26.12.2014
''É melhor que o poema nem seja bem escrito, antes queira a compreensão tremida,
que desloque o ar e anavalhe o leitor pelas costas."
Diogo Vaz pinto, 29 anos, prefere falar de poemas que dos autores. É contra a ideia do poeta que se torna o tema como se, ao ser entrevistado e objeto de uma notícia num jornal aceitando falar de si, estivesse a alinhar por um discurso do eu no qual não se revê. Cita Rimbaud, "Je est un autre", para explicar que "onde somos menos poéticos é quando começamos a falar de nós como seres biografáveis."
É licenciado em direito embora não exerça por considerar que um advogado é "uma espécie de cão de caça". Trabalha como jornalista do I, mas vê-se sobretudo como poeta e editor.
Publicou dois livros, Nervo e Bastardo, em 2011 e 2012, e está ligado à edição e divulgação de poesia desde os tempos da faculdade. Primeiro com o lançamento da revista Criatura da qual saíram seis números, depois com a criação, em 2010, das edições Língua Morta, ao lado de David Teles Pereira. Em quatro anos publicaram mais de cinquenta livros.
Não querendo detalhar por que janelas a poesia entrou na sua vida, explica a necessidade de a procurar diariamente porque a vida que tem não lhe é suficiente. Como se, chegado o final do dia, não tivesse "vivido tudo" e precisasse "dessa outra vida que os poemas dão."
Diz que a poesia é o contrário de falar bem, é falar certo, e que o que as pessoas precisam é de falar mal. Gosta da voz de poetas como Manuel de Castro, António José Forte, Mário Cesariny ou Fernando Assis Pacheco, apenas para falar de portugueses.
Apesar da resistência, se lhe pedimos para tentar biografar-se, usa da ironia: "Há um consenso, segundo o próprio destaca, de que está entre as figuras mais pacatas da sua geração. É alguém que, simplesmente, não faz ondas, como aliás recomendam os entendidos. Porque a poesia hoje é antes de tudo um compromisso social, no sentido do piquenique constante, fazer amigos e andar em festas, homenagens, celebrações, por mais que pindéricas. Há sempre brochuras, fotos de grupo em que convém aparecer. Até porque os poetas o que destes dias mais fazem é mesmo anos, já que, como lembrou Ruy Belo, 'não se pode estar sem fazer nada'".
A poesia serve para quê?
Para conspirar nas costas dos cretinos que têm a dianteira "desta porra triste".

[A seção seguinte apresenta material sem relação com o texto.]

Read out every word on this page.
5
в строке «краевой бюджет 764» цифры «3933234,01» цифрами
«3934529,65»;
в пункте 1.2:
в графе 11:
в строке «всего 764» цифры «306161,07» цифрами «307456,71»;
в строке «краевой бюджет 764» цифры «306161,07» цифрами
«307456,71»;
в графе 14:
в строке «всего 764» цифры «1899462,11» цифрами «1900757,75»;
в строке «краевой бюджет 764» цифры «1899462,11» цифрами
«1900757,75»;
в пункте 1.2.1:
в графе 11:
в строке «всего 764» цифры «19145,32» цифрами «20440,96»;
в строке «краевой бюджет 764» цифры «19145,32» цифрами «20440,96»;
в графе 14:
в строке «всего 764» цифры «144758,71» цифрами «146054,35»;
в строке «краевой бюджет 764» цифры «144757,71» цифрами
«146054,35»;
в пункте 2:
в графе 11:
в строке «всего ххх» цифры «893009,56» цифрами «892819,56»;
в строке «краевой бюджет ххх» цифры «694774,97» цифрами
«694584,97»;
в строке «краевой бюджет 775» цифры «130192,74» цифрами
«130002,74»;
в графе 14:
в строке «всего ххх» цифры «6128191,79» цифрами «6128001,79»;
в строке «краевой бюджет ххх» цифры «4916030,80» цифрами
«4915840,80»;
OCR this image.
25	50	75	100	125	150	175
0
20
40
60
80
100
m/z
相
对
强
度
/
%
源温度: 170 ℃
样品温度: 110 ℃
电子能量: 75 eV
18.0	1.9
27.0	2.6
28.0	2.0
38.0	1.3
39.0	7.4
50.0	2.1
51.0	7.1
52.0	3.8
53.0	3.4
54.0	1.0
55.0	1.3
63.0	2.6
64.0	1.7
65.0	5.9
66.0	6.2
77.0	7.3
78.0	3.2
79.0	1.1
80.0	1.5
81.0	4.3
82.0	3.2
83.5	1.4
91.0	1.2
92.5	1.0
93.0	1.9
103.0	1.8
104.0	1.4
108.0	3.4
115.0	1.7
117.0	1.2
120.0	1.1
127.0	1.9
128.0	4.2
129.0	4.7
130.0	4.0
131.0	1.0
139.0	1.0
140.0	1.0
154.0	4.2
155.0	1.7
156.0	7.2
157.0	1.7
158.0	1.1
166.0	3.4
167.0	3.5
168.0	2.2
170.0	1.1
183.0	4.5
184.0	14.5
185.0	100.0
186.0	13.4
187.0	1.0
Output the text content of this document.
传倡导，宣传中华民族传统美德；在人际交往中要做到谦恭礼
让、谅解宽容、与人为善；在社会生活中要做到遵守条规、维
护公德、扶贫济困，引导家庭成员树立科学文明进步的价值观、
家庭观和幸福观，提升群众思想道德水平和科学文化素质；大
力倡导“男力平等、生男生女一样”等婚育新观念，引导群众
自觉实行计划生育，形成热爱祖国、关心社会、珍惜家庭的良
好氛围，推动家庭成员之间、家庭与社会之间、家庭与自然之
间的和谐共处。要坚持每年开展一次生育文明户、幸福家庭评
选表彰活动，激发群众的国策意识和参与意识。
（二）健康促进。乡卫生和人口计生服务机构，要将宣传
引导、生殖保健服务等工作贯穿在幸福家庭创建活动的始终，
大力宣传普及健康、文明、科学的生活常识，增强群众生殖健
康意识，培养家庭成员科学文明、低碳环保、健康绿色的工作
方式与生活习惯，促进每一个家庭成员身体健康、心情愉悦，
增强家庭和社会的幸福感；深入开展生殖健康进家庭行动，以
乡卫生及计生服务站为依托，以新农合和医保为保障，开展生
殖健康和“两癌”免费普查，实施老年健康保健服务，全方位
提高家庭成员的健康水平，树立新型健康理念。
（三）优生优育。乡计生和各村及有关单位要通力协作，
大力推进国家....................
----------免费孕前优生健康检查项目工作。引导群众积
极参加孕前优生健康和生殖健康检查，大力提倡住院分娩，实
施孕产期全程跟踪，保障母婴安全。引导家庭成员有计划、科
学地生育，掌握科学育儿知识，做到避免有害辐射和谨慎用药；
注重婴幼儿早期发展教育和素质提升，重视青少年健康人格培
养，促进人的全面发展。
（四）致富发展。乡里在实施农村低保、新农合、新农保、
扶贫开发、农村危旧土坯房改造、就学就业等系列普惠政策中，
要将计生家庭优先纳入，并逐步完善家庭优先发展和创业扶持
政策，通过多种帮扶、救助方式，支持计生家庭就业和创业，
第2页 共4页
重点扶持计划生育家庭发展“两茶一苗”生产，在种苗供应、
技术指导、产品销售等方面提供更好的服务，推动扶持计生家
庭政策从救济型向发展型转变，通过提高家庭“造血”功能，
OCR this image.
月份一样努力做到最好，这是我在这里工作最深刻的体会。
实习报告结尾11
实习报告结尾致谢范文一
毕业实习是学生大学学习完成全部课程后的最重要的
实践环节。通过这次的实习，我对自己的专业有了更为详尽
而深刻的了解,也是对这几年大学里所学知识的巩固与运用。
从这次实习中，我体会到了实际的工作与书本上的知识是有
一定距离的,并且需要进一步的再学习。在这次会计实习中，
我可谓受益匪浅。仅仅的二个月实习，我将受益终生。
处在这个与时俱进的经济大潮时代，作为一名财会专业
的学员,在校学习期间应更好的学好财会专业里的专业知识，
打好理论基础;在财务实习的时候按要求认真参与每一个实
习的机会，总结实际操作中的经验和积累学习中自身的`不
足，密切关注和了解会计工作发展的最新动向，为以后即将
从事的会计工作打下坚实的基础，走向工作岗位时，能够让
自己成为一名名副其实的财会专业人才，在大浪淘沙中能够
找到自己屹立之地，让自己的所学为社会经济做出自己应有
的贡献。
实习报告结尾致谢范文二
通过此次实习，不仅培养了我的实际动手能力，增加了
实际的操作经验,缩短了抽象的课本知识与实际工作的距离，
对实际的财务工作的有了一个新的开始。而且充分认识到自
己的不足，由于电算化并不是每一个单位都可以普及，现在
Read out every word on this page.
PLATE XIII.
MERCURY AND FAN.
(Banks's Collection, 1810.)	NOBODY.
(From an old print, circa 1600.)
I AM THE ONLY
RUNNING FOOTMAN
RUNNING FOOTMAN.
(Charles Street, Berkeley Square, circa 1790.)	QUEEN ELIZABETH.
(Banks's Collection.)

Deve saber vários versos de cor. Qual o primeiro que lhe vem à cabeça?
Um verso não, mas dois:
Eu todos os meus anjos vão juntos para a guerra
Se falta algum é como faltar o chão
(Cesariny)
Se não fosse poeta português (ou de outro país) seria de que nacionalidade?
Qualquer coisa muito índia, uma tribo descoberta o mais tarde possível. Falava um desses idiomas à base de estalinhos de língua, raios e coriscos. Para dizer coisas banais apontava ou grunhia, como já faço tanto, de resto era só poesia.
Um bom poema é...
Um elefante, dos que incomodam muita gente.
O que o comove?
A proporção mágica: uma parte de inteligência para duas de coragem.
Que poema enviaria ao primeiro-ministro português?
LISBOA – 1971
O chofer de táxi queixava-se da vida.
Ganha 400$00 por semana, o patrão conta
que ele se arranje do a mais com as gorjetas.
Os meus amigos morrem de cancro,
de tédio, de páginas literárias,
vi um rapaz sem as duas mãos que perdeu
na guerra (e o ortopedista ria-se de que ele
só queria por enquanto "calçar" uma das
que, artificiais, lhe preparou tão róseas).
As pessoas esperam com raiva surda e muita paciência
o autocarro, aumento de ordenado, a chegada
do Paracleto, bolsas da sopa do convento.
Mas o chofer do táxi contou-me que
discutira com um asno e lhe dissera:
"…V. que nesse tempo ainda andava a fugir
de colhão para colhão do seu pai
para ver se escapava a ser filho da puta…"
E é isto: andam de colhão para colhão
a ver se escapam — e muitos não escapam.
E os outros não escapam aos que não escaparam.
Lisboa, 5 Agosto 1971
- Jorge de Sena
in Exorcismos, Moraes
Por sua vontade, o que ficaria escrito no seu epitáfio?
Sai da frente que me estás a tapar a vista.